“那、那我可以要‘不用上學’這個獎勵嗎?”
沈沅沅期盼的捧著臉,一臉高興的問道。
安皇臉上的笑容僵住了。
他怎麼都沒有想到,會有人提這種賞賜。
其他人想到宗學去,還沒有資格進去呢,沅沅倒好,一個勁的不想去,還拿賞賜換不上學。
是金銀珠寶不華麗嗎?是權勢富貴不誘人嗎?
低頭看了一眼,安皇突然明悟了,哦,差點忘記了他這小孫女還不到三歲,這個年齡的小孩子確實沒甚麼追求。
安皇深深的嘆息,並且殘忍的拒絕了沈沅沅。
“朕不允。”
沈沅沅嘴角下拉,拿眼神瞅著安皇不說話。
被盯得無奈,安皇只得說道,“學是一定要上的,換一個。”
“除了不上學這一條,朕都答應你。”
沈沅沅仔細的想了想,她其實知道安皇不會答應,但有句話說得好,想開窗前可以先把屋頂掀了。
這樣為了讓你不掀屋頂,往往就會妥協允許開窗了。
“那,讓所有女孩子都能唸書可以嗎?”
沈沅沅試探性的伸出了腳腳。
安皇沉默了一會。
比起上一個要求,這個要求更難,他都想反悔乾脆同意沅沅上一個要求好了。
但,君無戲言。
自己答應的,就得做到。
安皇緩了好一會,才開口說話了,“這很難做到,沅沅。
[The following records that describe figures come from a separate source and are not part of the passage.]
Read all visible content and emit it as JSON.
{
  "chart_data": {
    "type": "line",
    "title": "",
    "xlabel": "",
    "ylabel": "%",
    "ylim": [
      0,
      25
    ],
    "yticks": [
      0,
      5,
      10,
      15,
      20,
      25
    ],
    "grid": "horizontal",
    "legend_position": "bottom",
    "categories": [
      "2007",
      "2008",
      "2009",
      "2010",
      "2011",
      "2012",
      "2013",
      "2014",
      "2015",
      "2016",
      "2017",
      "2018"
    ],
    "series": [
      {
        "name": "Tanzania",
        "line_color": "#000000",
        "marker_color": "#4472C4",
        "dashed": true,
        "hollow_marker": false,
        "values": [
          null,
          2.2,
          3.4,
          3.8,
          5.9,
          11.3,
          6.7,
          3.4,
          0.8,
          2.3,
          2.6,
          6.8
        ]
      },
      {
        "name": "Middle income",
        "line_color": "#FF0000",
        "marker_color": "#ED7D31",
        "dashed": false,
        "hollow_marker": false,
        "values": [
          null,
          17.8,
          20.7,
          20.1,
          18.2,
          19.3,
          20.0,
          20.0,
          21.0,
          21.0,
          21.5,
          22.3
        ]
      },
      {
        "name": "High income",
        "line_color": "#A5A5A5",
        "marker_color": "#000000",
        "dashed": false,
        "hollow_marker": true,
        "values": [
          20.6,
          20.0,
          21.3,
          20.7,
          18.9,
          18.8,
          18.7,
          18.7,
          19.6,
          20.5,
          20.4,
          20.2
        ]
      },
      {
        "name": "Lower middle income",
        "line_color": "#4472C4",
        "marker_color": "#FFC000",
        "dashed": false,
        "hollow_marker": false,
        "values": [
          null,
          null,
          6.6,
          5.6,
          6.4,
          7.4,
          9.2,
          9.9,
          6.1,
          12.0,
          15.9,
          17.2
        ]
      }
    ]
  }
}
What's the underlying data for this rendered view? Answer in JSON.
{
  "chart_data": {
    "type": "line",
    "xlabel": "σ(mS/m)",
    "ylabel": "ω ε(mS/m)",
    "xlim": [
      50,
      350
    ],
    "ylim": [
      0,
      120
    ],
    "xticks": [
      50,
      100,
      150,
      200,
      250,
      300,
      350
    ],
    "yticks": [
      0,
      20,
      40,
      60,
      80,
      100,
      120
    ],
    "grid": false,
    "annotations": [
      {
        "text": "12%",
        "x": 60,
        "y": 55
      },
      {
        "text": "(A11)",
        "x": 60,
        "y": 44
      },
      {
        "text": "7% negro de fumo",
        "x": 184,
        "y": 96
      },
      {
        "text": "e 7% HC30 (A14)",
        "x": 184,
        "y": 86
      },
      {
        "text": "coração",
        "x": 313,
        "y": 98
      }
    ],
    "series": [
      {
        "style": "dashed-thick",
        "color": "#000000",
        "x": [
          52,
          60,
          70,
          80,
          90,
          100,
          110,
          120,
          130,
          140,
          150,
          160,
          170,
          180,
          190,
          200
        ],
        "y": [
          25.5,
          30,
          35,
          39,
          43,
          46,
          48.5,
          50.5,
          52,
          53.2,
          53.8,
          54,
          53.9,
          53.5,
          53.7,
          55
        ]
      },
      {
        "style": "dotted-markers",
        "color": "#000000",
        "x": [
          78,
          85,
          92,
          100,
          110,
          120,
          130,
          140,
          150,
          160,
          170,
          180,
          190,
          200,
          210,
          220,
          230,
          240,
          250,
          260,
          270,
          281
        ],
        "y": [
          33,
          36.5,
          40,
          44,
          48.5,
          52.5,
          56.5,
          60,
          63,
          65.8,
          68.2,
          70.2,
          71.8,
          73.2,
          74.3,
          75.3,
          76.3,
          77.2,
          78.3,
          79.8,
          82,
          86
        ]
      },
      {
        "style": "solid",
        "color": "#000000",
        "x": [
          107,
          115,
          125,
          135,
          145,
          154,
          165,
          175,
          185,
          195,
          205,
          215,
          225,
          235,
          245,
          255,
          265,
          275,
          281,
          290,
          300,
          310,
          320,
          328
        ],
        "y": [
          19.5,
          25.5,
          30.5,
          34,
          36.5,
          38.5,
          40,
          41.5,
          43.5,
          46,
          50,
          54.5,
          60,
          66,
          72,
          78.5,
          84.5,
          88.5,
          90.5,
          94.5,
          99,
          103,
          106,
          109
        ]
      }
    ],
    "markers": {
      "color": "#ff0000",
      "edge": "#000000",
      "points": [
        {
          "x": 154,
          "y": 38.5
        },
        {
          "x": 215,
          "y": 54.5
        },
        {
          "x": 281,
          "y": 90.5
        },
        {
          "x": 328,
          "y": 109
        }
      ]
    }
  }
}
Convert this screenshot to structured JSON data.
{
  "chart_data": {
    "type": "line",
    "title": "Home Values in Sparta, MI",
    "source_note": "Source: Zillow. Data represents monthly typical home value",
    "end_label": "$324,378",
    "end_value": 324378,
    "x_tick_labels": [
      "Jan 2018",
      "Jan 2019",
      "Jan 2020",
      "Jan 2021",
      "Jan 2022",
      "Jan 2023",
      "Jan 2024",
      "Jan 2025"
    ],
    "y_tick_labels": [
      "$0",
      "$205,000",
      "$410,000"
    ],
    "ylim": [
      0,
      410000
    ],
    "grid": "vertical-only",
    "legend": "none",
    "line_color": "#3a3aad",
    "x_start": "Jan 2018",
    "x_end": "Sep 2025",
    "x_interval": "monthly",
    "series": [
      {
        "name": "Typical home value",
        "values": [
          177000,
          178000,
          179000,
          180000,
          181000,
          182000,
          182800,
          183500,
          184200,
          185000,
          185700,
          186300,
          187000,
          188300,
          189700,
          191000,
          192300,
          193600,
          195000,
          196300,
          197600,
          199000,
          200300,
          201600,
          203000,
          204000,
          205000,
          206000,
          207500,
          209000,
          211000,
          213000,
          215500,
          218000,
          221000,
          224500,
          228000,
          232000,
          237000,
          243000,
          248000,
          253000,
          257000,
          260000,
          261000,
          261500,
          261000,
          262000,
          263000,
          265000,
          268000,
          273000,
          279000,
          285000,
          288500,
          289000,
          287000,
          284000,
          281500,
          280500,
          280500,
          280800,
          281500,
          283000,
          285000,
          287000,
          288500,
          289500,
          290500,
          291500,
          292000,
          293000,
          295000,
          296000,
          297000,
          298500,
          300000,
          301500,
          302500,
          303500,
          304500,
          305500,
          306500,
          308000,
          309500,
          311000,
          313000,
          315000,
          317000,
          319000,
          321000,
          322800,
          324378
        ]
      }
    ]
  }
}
就算朕同意,那些女子的親人也不會同意的。”
一個是念書費錢,像京城裡供家子女子唸書的大臣,倒是比比皆是,但普通百姓卻很少會送女子去唸書。
有錢有權的不必他說,就讓家中女眷念書了,但普通百姓,哪怕允許他們送女眷念書,百姓也沒有這個能力。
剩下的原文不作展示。